In The Gate of the World, certain abilities were converted into a block and put onto that character's skill grid. This allowed Sword Mastery, a swordsman skill which increased damage dealt with blades, used to help level another class with a sword. Different abilities had different block shapes and sizes and not all abilities were shared. Special abilities were gained by leveling a character's job class, giving them the ability to create useful and original class combinations, such as battle mages and wares-selling thieves.

There was a limit to how many special abilities could employ at a time. Characters started with fewer than 16 blocks, but gradually gained additional blocks as they leveled.

===Complex Job Change system===
The first Ragnarok Online featured a unique leveling system in which a character's base level and job level were leveled separately, but once a job was chosen, it could not be changed.

===Equipment leveling===
RO2 implemented a new system in which equipment could itself level up. This system allowed people to keep their favorite pieces of equipment because they continued to be useful instead of tossing them out when they became outdated. When an item reached enough experience to level up it did not instantly level up. It had to be taken first to a smith in a town and then to upgrade the weapon for a fee. While the class of weapon did not change, its attributes did. For instance a sword which was suited to combat classes favored spell-casting classes once it had leveled up.

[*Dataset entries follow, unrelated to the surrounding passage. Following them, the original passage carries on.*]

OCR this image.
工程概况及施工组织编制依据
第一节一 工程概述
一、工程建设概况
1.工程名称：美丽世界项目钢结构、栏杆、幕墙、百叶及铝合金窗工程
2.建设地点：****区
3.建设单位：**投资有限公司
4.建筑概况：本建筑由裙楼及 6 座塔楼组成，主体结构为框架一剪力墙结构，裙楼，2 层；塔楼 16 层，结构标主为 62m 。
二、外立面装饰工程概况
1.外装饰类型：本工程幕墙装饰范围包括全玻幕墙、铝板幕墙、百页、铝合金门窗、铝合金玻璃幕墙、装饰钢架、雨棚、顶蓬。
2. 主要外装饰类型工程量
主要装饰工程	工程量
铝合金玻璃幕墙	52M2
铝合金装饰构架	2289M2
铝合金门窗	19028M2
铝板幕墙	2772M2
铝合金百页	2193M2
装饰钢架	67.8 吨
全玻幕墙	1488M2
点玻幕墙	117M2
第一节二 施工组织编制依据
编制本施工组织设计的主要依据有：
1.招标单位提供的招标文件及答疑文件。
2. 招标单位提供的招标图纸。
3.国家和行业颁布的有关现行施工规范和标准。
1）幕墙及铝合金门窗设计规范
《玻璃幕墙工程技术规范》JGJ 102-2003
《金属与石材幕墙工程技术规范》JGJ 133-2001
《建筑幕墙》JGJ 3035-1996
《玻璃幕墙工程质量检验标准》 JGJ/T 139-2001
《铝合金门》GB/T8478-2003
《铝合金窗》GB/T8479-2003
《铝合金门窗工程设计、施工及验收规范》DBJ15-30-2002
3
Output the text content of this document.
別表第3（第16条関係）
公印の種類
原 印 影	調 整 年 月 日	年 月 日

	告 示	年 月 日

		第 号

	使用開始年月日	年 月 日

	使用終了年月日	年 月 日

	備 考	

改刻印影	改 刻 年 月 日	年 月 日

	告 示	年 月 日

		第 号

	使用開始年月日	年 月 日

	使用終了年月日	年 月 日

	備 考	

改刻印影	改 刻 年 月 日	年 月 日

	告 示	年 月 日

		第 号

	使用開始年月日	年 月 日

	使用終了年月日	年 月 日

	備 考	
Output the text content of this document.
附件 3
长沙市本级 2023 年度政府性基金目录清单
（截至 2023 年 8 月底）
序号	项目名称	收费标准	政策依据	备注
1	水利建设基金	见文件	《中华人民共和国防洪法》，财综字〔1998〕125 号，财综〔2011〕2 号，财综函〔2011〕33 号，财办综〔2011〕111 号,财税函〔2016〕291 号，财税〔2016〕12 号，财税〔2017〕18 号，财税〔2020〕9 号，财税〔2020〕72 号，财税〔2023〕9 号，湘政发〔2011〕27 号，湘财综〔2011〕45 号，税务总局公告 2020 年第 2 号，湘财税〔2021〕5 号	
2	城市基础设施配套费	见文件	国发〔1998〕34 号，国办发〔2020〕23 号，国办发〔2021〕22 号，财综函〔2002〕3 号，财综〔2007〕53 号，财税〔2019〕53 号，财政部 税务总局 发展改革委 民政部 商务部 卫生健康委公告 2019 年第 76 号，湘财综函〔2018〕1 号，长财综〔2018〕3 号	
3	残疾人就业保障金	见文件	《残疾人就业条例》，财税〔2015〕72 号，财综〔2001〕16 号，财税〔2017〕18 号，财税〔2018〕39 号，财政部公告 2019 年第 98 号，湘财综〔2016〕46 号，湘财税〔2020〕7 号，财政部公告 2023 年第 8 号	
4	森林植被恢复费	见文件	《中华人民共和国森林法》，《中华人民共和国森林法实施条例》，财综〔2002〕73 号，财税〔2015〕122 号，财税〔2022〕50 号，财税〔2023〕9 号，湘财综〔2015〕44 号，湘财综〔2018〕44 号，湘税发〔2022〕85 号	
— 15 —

Equipment in RO2 was separated into two categories: leveling-type and non-leveling type. The leveling equipment types could gain experience and level up like the player, whereas the non-leveling type did not acquire any experience and did not level up at all.

==Races==
Ragnarok Online 2 introduces two new races, The Ellr and the Dimago. Each race has advantages to it that make it a viable choice when a new player is creating their character.

===Norman===

Height comparison of the Ellr and Norman

The Norman race has a human appearance and is the race that was played in RO1. They use the Job System, allowing them to switch their job at will and take advantage of specialty skills. The original appearance of the Norman, a very childish look, was re-designed for a more mature look. The race's name may likely be a reference to the historical Normans or Norsemen, given the game's focus on Norse mythology. It could also be a portmanteau of the words "normal" and "human".

===Ellr===
The Ellr are a half-breed, born between an interracial relationship between the Normans and the Elves. They inhabit their own land known as "Alfheim". After participating in the war between the eastern and western Normans, they returned to Alfheim, but have recently returned to Midgard to investigate why their "Mother Tree" fell silent. The power of an Ellr comes from the magical stones they possess, called "Stones of Ancestors". These stones influence their skills, and as such the Ellr has no professions or classes. They may only equip two stones at a time, however. The original model of the concept Ellr appeared as a super deformed art style. It was later redesigned to appear more normal in proportions, although still very childlike.

===Dimago===
The Dimago are the rejected offspring of a relationship between the Colossus and Norman. They have apparently been under an enchanted sleep, and have no memory of their previous lives. They "fight with style" and are able to make use of dynamic skill trees. The characters are designed to be 7-8 heads tall in height (that of an average human). This, compared to the Ellr, which are 2~3 heads tall, or the Normans, which are 4~6 heads tall, means that the Dimago are the tallest playable race in the game.